A wedding cake that arrives too late is no longer a wedding cake. It is mere cake. The essence of the task, the central part of it, has been destroyed.
In cases like this the contract stipulates that time is of the essence, which means that failure to meet the deadline renders the contract defunct.
The opposite of time is of the essence is the much rarer, but rather beautiful time at large. Time at large, in a contract, means that the task must be done, but it really doesn't matter when. Take your time. Have cup of tea. Go for a stroll. Wander around like a lazy outlaw who is at large.
You can find out more from these two articles on construction contracts.
A grand tip of the hat to the Antipodean for pointing this out to me. And for those who like a little light swearing:
P.S. For anybody interested. My book A Short History of Drunkenness is now out in Polish, Italian, Estonian, Romanian and Portuguese (for the Brazilian market).
Thursday 6 September 2018
A Measure of Rudeness
I've found something beautiful. The British television regulator, Ofcom, whose job it is to see that we are shocked politely, commissioned a study of exactly how rude rude words were. The poll was carried out by Ipsos Mori who went off and quite earnestly asked a representative sample of the Great British public what they thought about the word tits.
This is therefore the official British list of naughty words.
The results, in all their muddied glory, are available online here. They're rather fascinating, and very usefully arranged by subject. So if you were trying to mildly insult an old man, but couldn't think of anything to say, you could consult the survey and find:
Coffin Dodger: Mild language, generally of little concern. Seen as humorous, including by older participants. Some said that more aggression or specific intent to hurt would heighten impact, but not common enough for this to be based on experience.
Some of the words in the survey were previously unknown to me.
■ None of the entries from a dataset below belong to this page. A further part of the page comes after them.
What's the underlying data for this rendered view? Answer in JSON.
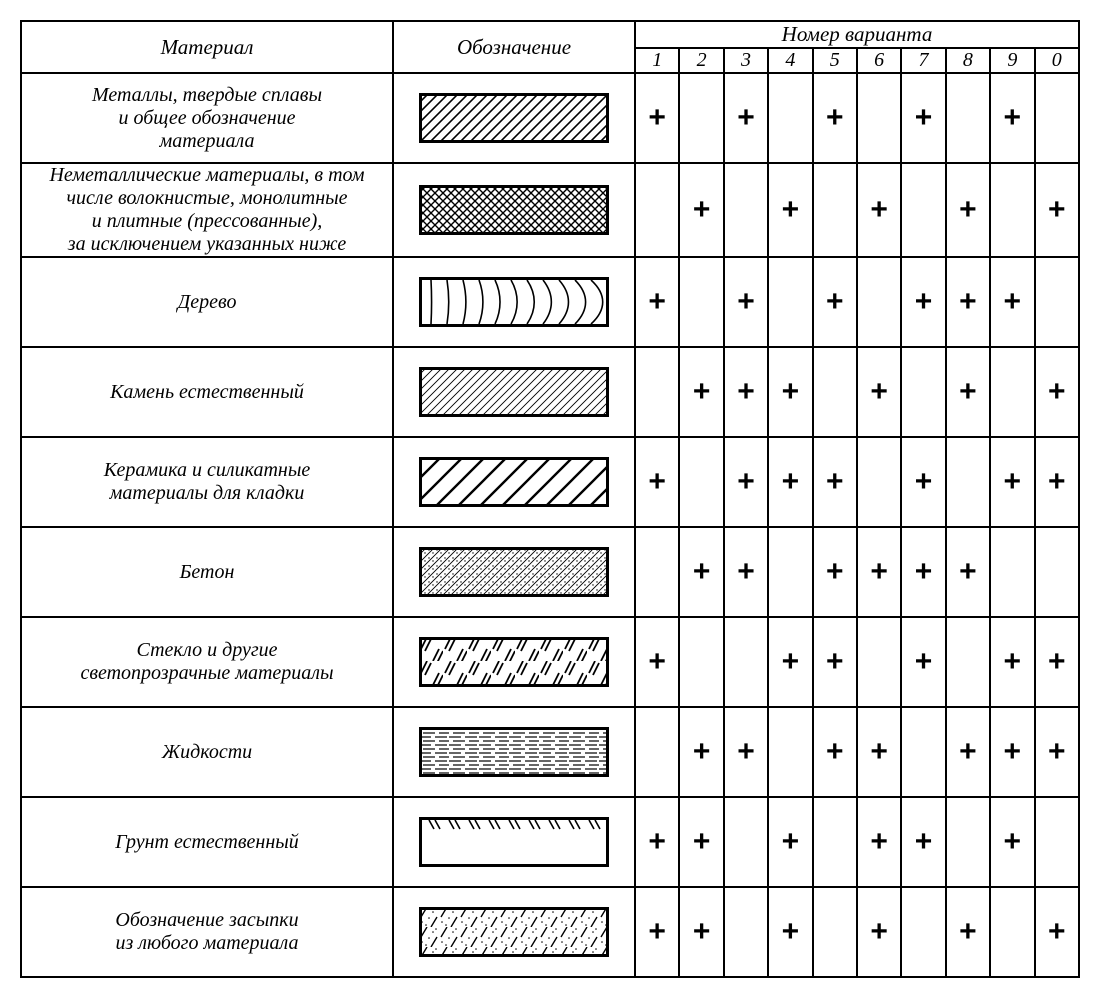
{
  "headers": {
    "material": "Материал",
    "symbol": "Обозначение",
    "variant_title": "Номер варианта",
    "variant_nums": [
      "1",
      "2",
      "3",
      "4",
      "5",
      "6",
      "7",
      "8",
      "9",
      "0"
    ]
  },
  "plus": "+",
  "rows": [
    {
      "label": "Металлы, твердые сплавы<br>и общее обозначение<br>материала",
      "pattern": "metal",
      "marks": [
        1,
        0,
        1,
        0,
        1,
        0,
        1,
        0,
        1,
        0
      ]
    },
    {
      "label": "Неметаллические материалы, в том<br>числе волокнистые, монолитные<br>и плитные (прессованные),<br>за исключением указанных ниже",
      "pattern": "nonmetal",
      "marks": [
        0,
        1,
        0,
        1,
        0,
        1,
        0,
        1,
        0,
        1
      ]
    },
    {
      "label": "Дерево",
      "pattern": "wood",
      "marks": [
        1,
        0,
        1,
        0,
        1,
        0,
        1,
        1,
        1,
        0
      ]
    },
    {
      "label": "Камень естественный",
      "pattern": "stone",
      "marks": [
        0,
        1,
        1,
        1,
        0,
        1,
        0,
        1,
        0,
        1
      ]
    },
    {
      "label": "Керамика и силикатные<br>материалы для кладки",
      "pattern": "ceramic",
      "marks": [
        1,
        0,
        1,
        1,
        1,
        0,
        1,
        0,
        1,
        1
      ]
    },
    {
      "label": "Бетон",
      "pattern": "concrete",
      "marks": [
        0,
        1,
        1,
        0,
        1,
        1,
        1,
        1,
        0,
        0
      ]
    },
    {
      "label": "Стекло и другие<br>светопрозрачные материалы",
      "pattern": "glass",
      "marks": [
        1,
        0,
        0,
        1,
        1,
        0,
        1,
        0,
        1,
        1
      ]
    },
    {
      "label": "Жидкости",
      "pattern": "liquid",
      "marks": [
        0,
        1,
        1,
        0,
        1,
        1,
        0,
        1,
        1,
        1
      ]
    },
    {
      "label": "Грунт естественный",
      "pattern": "soil",
      "marks": [
        1,
        1,
        0,
        1,
        0,
        1,
        1,
        0,
        1,
        0
      ]
    },
    {
      "label": "Обозначение засыпки<br>из любого материала",
      "pattern": "fill",
      "marks": [
        1,
        1,
        0,
        1,
        0,
        1,
        0,
        1,
        0,
        1
      ]
    }
  ],
  "style": {
    "border_color": "#000000",
    "background": "#ffffff",
    "plus_fontsize": 30,
    "label_fontsize": 20,
    "header_fontsize": 21
  }
}
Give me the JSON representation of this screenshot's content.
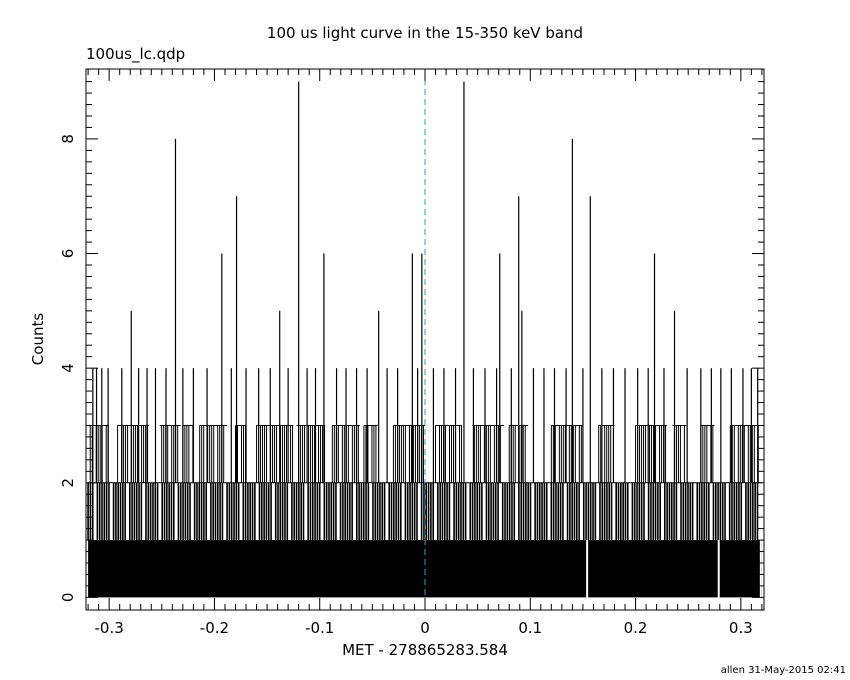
{
  "chart_data": {
    "type": "bar",
    "title": "100 us light curve in the 15-350 keV band",
    "subtitle": "100us_lc.qdp",
    "xlabel": "MET - 278865283.584",
    "ylabel": "Counts",
    "footer": "allen 31-May-2015 02:41",
    "xlim": [
      -0.322,
      0.322
    ],
    "ylim": [
      -0.22,
      9.22
    ],
    "xticks": [
      -0.3,
      -0.2,
      -0.1,
      0,
      0.1,
      0.2,
      0.3
    ],
    "xtick_labels": [
      "-0.3",
      "-0.2",
      "-0.1",
      "0",
      "0.1",
      "0.2",
      "0.3"
    ],
    "yticks": [
      0,
      2,
      4,
      6,
      8
    ],
    "ytick_labels": [
      "0",
      "2",
      "4",
      "6",
      "8"
    ],
    "bin_width": 0.0001,
    "x_range": [
      -0.32,
      0.32
    ],
    "min_count": 1,
    "typical_count": 2,
    "reference_line": {
      "x": 0,
      "color": "#2a9fd6",
      "style": "dashed"
    },
    "count_3_regions": [
      [
        -0.318,
        -0.3
      ],
      [
        -0.292,
        -0.262
      ],
      [
        -0.252,
        -0.232
      ],
      [
        -0.23,
        -0.22
      ],
      [
        -0.214,
        -0.188
      ],
      [
        -0.18,
        -0.17
      ],
      [
        -0.16,
        -0.125
      ],
      [
        -0.122,
        -0.095
      ],
      [
        -0.088,
        -0.062
      ],
      [
        -0.058,
        -0.045
      ],
      [
        -0.03,
        0.0
      ],
      [
        0.01,
        0.035
      ],
      [
        0.045,
        0.075
      ],
      [
        0.08,
        0.098
      ],
      [
        0.12,
        0.15
      ],
      [
        0.165,
        0.18
      ],
      [
        0.2,
        0.23
      ],
      [
        0.235,
        0.248
      ],
      [
        0.262,
        0.275
      ],
      [
        0.29,
        0.318
      ]
    ],
    "zero_bins": [
      0.154,
      0.279,
      0.319
    ],
    "peaks": [
      {
        "x": -0.3155,
        "y": 4
      },
      {
        "x": -0.312,
        "y": 4
      },
      {
        "x": -0.307,
        "y": 4
      },
      {
        "x": -0.301,
        "y": 4
      },
      {
        "x": -0.288,
        "y": 4
      },
      {
        "x": -0.279,
        "y": 5
      },
      {
        "x": -0.272,
        "y": 4
      },
      {
        "x": -0.264,
        "y": 4
      },
      {
        "x": -0.256,
        "y": 4
      },
      {
        "x": -0.246,
        "y": 4
      },
      {
        "x": -0.237,
        "y": 8
      },
      {
        "x": -0.23,
        "y": 4
      },
      {
        "x": -0.22,
        "y": 4
      },
      {
        "x": -0.207,
        "y": 4
      },
      {
        "x": -0.193,
        "y": 6
      },
      {
        "x": -0.184,
        "y": 4
      },
      {
        "x": -0.179,
        "y": 7
      },
      {
        "x": -0.17,
        "y": 4
      },
      {
        "x": -0.158,
        "y": 4
      },
      {
        "x": -0.147,
        "y": 4
      },
      {
        "x": -0.138,
        "y": 5
      },
      {
        "x": -0.13,
        "y": 4
      },
      {
        "x": -0.12,
        "y": 9
      },
      {
        "x": -0.112,
        "y": 4
      },
      {
        "x": -0.104,
        "y": 4
      },
      {
        "x": -0.096,
        "y": 6
      },
      {
        "x": -0.084,
        "y": 4
      },
      {
        "x": -0.075,
        "y": 4
      },
      {
        "x": -0.065,
        "y": 4
      },
      {
        "x": -0.055,
        "y": 4
      },
      {
        "x": -0.044,
        "y": 5
      },
      {
        "x": -0.036,
        "y": 4
      },
      {
        "x": -0.026,
        "y": 4
      },
      {
        "x": -0.012,
        "y": 6
      },
      {
        "x": -0.007,
        "y": 4
      },
      {
        "x": -0.003,
        "y": 6
      },
      {
        "x": 0.008,
        "y": 4
      },
      {
        "x": 0.018,
        "y": 4
      },
      {
        "x": 0.029,
        "y": 4
      },
      {
        "x": 0.037,
        "y": 9
      },
      {
        "x": 0.046,
        "y": 4
      },
      {
        "x": 0.057,
        "y": 4
      },
      {
        "x": 0.068,
        "y": 4
      },
      {
        "x": 0.071,
        "y": 6
      },
      {
        "x": 0.082,
        "y": 4
      },
      {
        "x": 0.089,
        "y": 7
      },
      {
        "x": 0.092,
        "y": 5
      },
      {
        "x": 0.103,
        "y": 4
      },
      {
        "x": 0.113,
        "y": 4
      },
      {
        "x": 0.123,
        "y": 4
      },
      {
        "x": 0.134,
        "y": 4
      },
      {
        "x": 0.14,
        "y": 8
      },
      {
        "x": 0.15,
        "y": 4
      },
      {
        "x": 0.157,
        "y": 7
      },
      {
        "x": 0.168,
        "y": 4
      },
      {
        "x": 0.179,
        "y": 4
      },
      {
        "x": 0.19,
        "y": 4
      },
      {
        "x": 0.202,
        "y": 4
      },
      {
        "x": 0.212,
        "y": 4
      },
      {
        "x": 0.218,
        "y": 6
      },
      {
        "x": 0.227,
        "y": 4
      },
      {
        "x": 0.237,
        "y": 5
      },
      {
        "x": 0.249,
        "y": 4
      },
      {
        "x": 0.262,
        "y": 4
      },
      {
        "x": 0.272,
        "y": 4
      },
      {
        "x": 0.281,
        "y": 4
      },
      {
        "x": 0.291,
        "y": 4
      },
      {
        "x": 0.302,
        "y": 4
      },
      {
        "x": 0.31,
        "y": 4
      },
      {
        "x": 0.316,
        "y": 4
      }
    ]
  }
}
I had never in my life heard of a bloodclaat or a chi-chi man, which shows that I am an essentially innocent person. I'd also not heard the term Iberian Salute, although a quick check on the Internet shows what it is (bend your right elbow, clench your right fist with the knuckles facing away from you, put your left hand on your right bicep. The French call it the bras d'honneur).
Anyhow, it's a fascinating read, and you can measure your opinion of a word's rudeness against that of the general public. My favourite line in it, though, came under Discriminatory Language, subsection Race and Ethnicity.
Taff: Medium language, potentially unacceptable. Some uncertainty outside Wales about how offensive it is to Welsh people.
It is time to end this uncertainty. I'm off on a research trip to Offa's Dyke with a megaphone and a pair of binoculars.